Het EESC roept de politieke autoriteiten op om nauw samen te werken met de maatschappelijke organisaties bij de invoering van hervormingen en de uitvoering van wetgeving over cruciale kwesties zoals de aanpak van gevallen van corruptie op hoog niveau, betere toezicht op procedures voor overheidsopdrachten en verbetering van het wettelijke kader voor de financiering van politieke partijen. Voorts verzoekt het de landen in de regio om de regels inzake de vrije toegang tot informatie en de praktische toepassing daarvan te verbeteren, wetgeving inzake klokkenluiden goed te keuren en toe te passen en de regeling voor de bescherming van klokkenluiders in de praktijk doeltreffender te maken. De burgers moeten beter op de hoogte worden gebracht van de mogelijkheden om corruptie te melden; maatschappelijke organisaties kunnen daarbij een betrouwbare partner zijn. Voorts is het wenselijk de tripartiete sociale dialoog in overleg met de betrokken partijen te reguleren teneinde gevolg te geven aan de overeenkomsten die werden gesloten.

1.14.

De politieke autoriteiten in de landen van de regio moeten ijveren voor de oprichting van daadkrachtige en onafhankelijke regelgevende instanties, met name ombudsdiensten, naar het voorbeeld van Albanië en Servië; dit geldt ook voor de vrije toegang tot informatie en bescherming van de privacy, de bestrijding van corruptie, toezicht en verkiezingen. Het EESC beklemtoont dat ombudsmannen een doorslaggevende bijdrage kunnen leveren aan de inspanningen van de maatschappelijke organisaties die zich bezighouden met de grondrechten, vooral waar het gaat om de bescherming van minderheden.

1.15.

Gezien de zeer hoge jeugdwerkloosheid in de Westelijke Balkanlanden pleit het EESC ervoor de EU-jongerengarantie uit te breiden tot de toetredingslanden uit dit gebied. Een dergelijke „jongerengarantie” zou worden gefinancierd uit de relevante EU-fondsen. Duaal onderwijs zou moeten worden ingevoerd in samenwerking met de sociale partners, inclusief de kamers van koophandel en industrie en andere bedrijfsverenigingen.

1.16.

De EU streeft ernaar de overheid nauwer te betrekken bij de verdeling van de EU-middelen, maar het kan niet de bedoeling zijn dat de financiering voor de maatschappelijke organisaties voornamelijk via de overheid loopt; het is immers niet ondenkbaar dat op die manier belangenconflicten ontstaan. De EU zou moeten ijveren voor financieringsregelingen op een meer onafhankelijke basis. Onafhankelijke stichtingen/fondsen voor ondersteuning van het maatschappelijk middenveld zouden wel eens geschikter kunnen zijn als mechanisme voor de verdeling van de EU-middelen. Hoe dan ook moet nauwgezet aan de volgende vereisten worden voldaan: transparantie bij de toewijzing en het gebruik van de middelen; gelijke behandeling, en vermijden van belangconflicten en/of politieke inmenging in de toewijzing van publieke middelen.

1.17.

Het EESC dringt er in lijn met zijn ervaring op aan dat zowel de Commissie als de nationale overheden vasthouden aan de volgende financieringsprioriteiten: capaciteitsopbouw van maatschappelijke organisaties op nationaal niveau (kenniscentra, steun aan coalities, programma’s voor de ontwikkeling van expertise, enz.), vergroting van de reikwijdte van de steun (met name gebieden buiten de grootsteden en basisorganisaties moeten worden bereikt) en bevordering van de participatie van maatschappelijke organisaties.

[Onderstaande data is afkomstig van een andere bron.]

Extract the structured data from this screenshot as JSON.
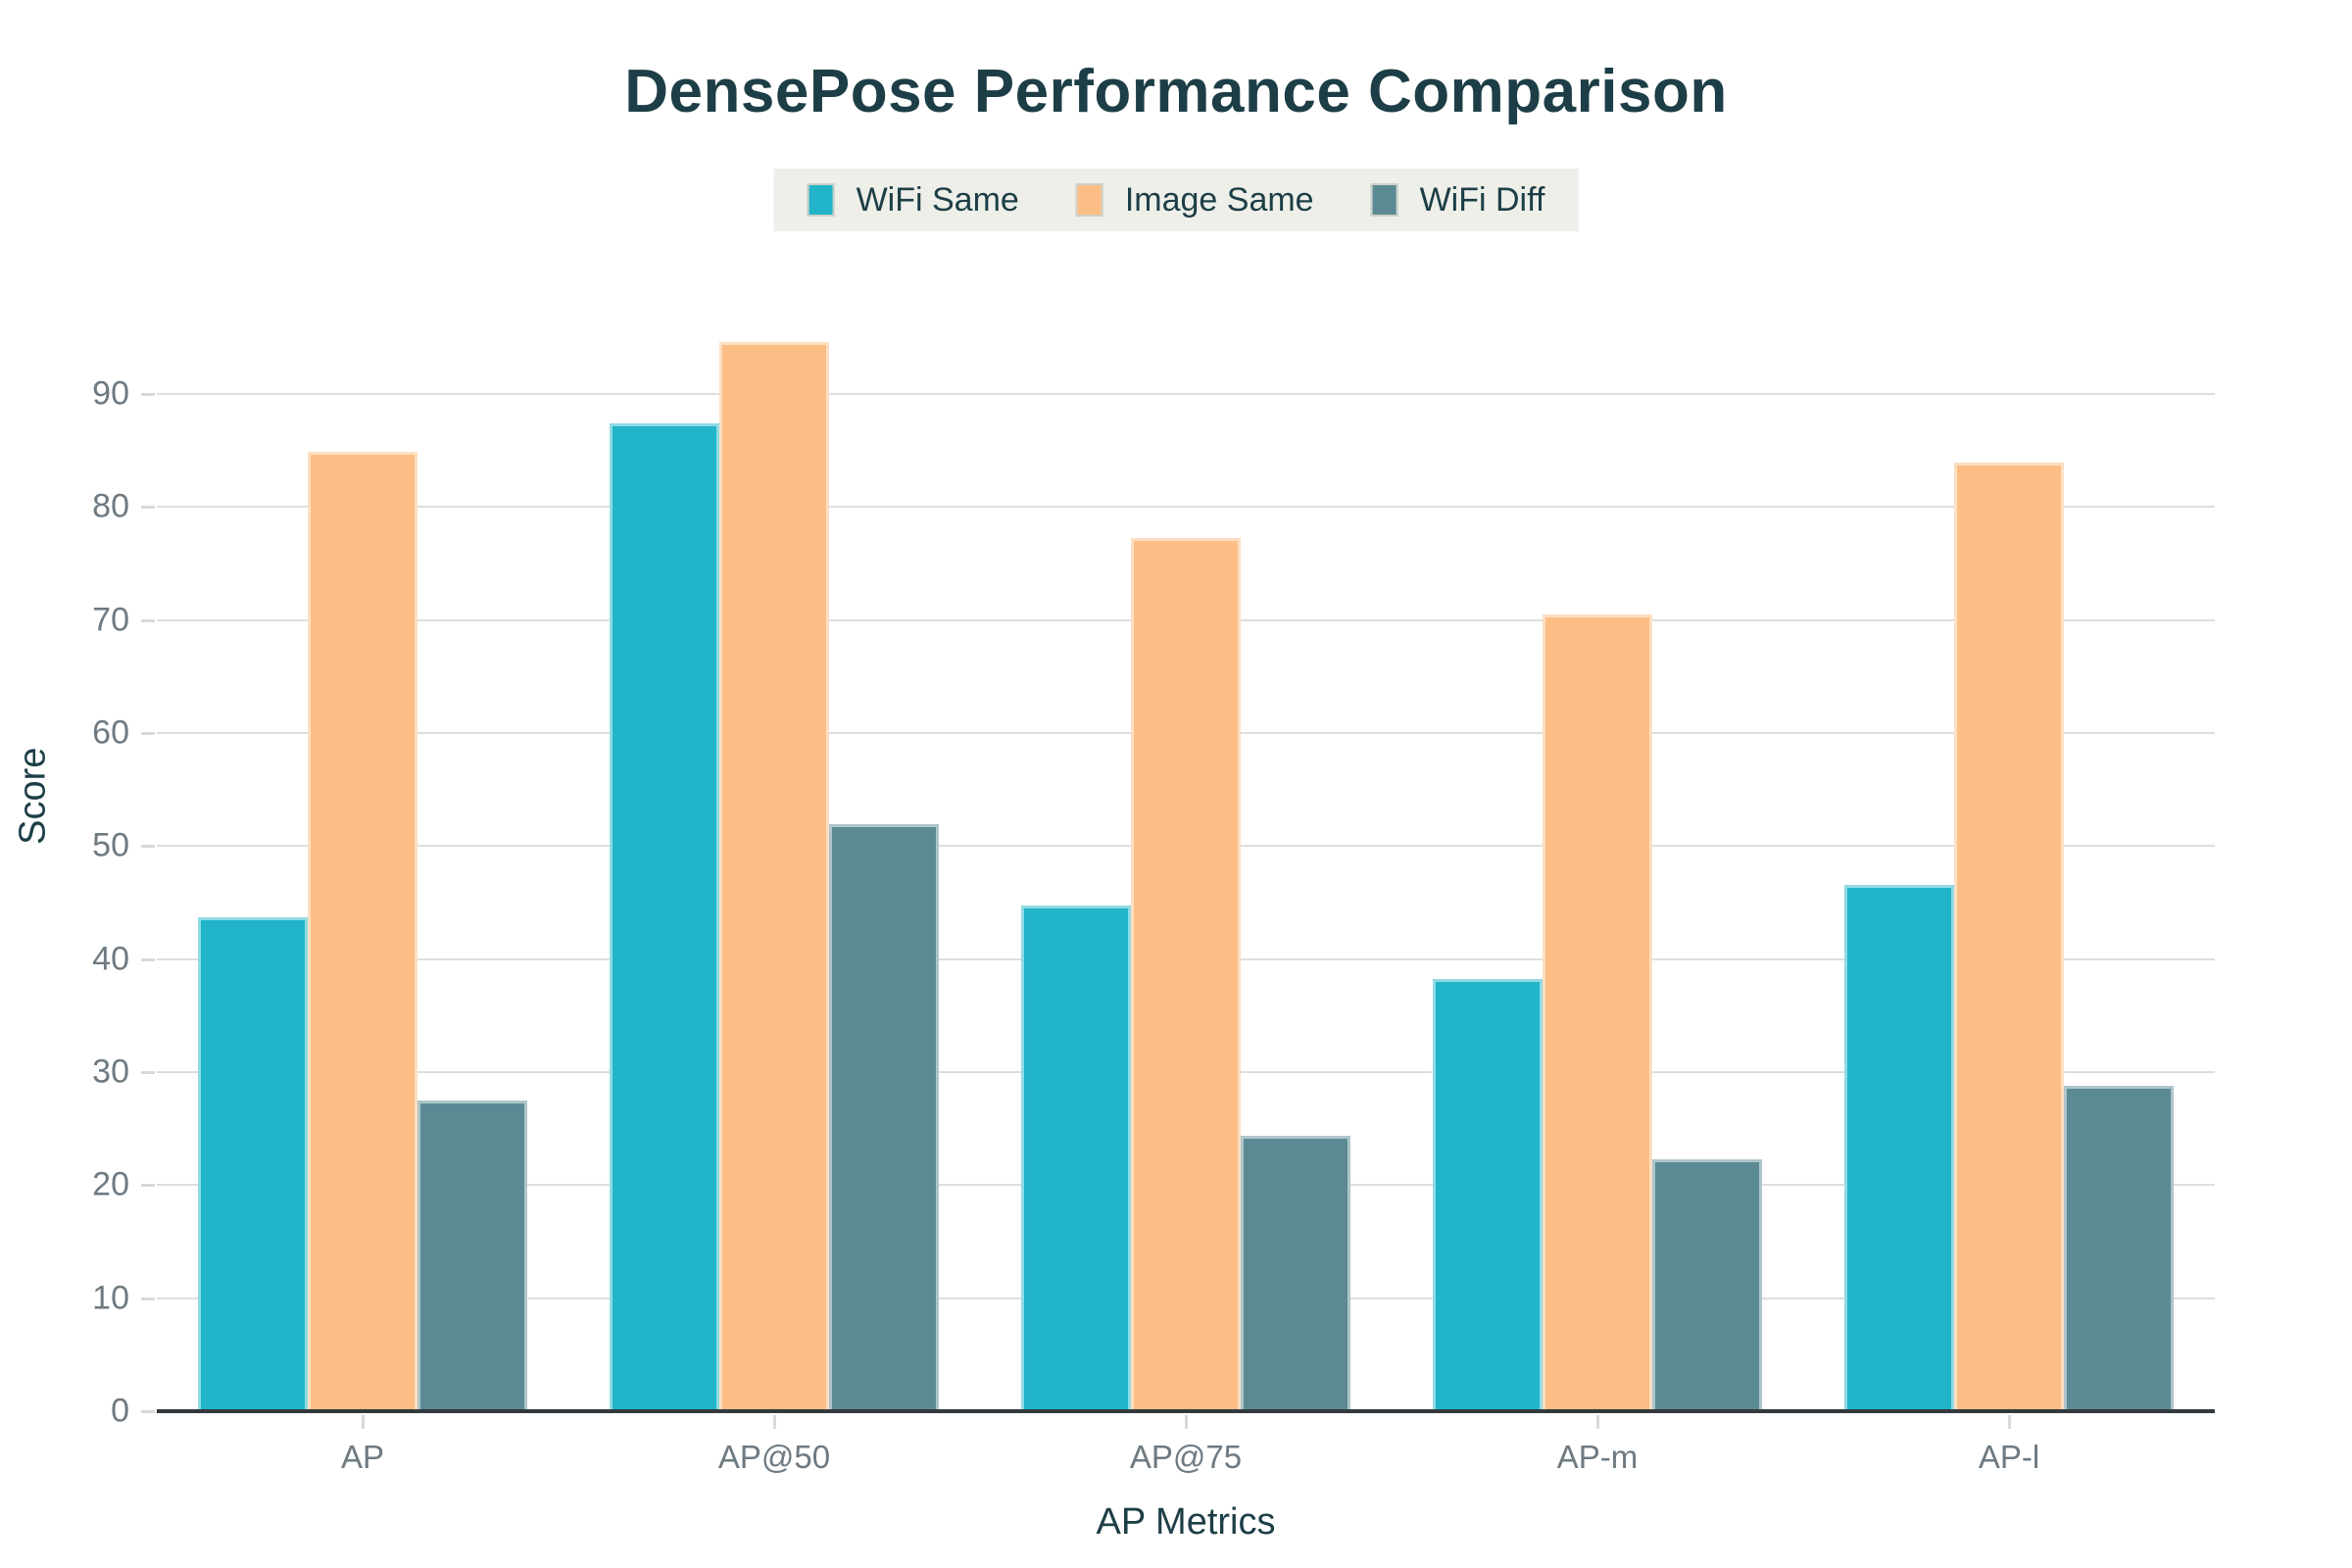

2.   De uitbreidingsagenda en de betrokkenheid van het maatschappelijk middenveld: algemene beoordeling

2.1.

Het EU-uitbreidingsbeleid is van cruciaal belang voor de vrede, veiligheid en stabiliteit in Europa. In de uitbreidingsagenda voor 2015 wordt voor het eerst een middellangetermijnperspectief voor het beleid afgebakend. Hoewel in niet mis te verstane bewoordingen wordt aangegeven dat geen van de uitbreidingslanden nog tijdens de huidige mandaatsperiode van de Commissie klaar zal zijn voor toetreding tot de EU, is het van vitaal belang dat de Balkanlanden nog wel duidelijk het lidmaatschap in het vooruitzicht wordt gesteld, en dat hun vooruitgang en inspanningen worden gemeten, gecontroleerd en in goede banen geleid; daarbij moeten heldere criteria worden gehanteerd en moet voor ogen worden gehouden waar de landen in kwestie willen en moeten uitkomen.

2.2.

Positief is dat in het kader van de politieke criteria in de landenrapporten nu een apart hoofdstuk wordt gewijd aan het maatschappelijk middenveld, en dat de rol van het maatschappelijk middenveld tot op zekere hoogte verder wordt geïntegreerd in de onderhandelingshoofdstukken. Wanneer de Commissie de voortgang beoordeelt en nagaat of er sprake is van een gunstig klimaat voor het maatschappelijk middenveld, zou zij ook moeten bekijken of haar richtsnoeren voor EU-steun aan het maatschappelijk middenveld in de uitbreidingslanden worden nageleefd. Ook de toetredingslanden zelf moeten deze richtsnoeren als leidraad en baken gaan zien.

2.3.

Het EESC herhaalt dat sociale dialoog de sleutel is tot de economische ontwikkeling van de Westelijke Balkanlanden en de EU. In de landenbeoordelingen en -rapporten zou systematischer en meer in detail rekening moeten worden gehouden met de specifieke problemen waar de sociale partners mee te maken krijgen. Bijzondere aandacht moet worden besteed aan de bescherming van de werkgelegenheid en de socialezekerheidsrechten.

2.4.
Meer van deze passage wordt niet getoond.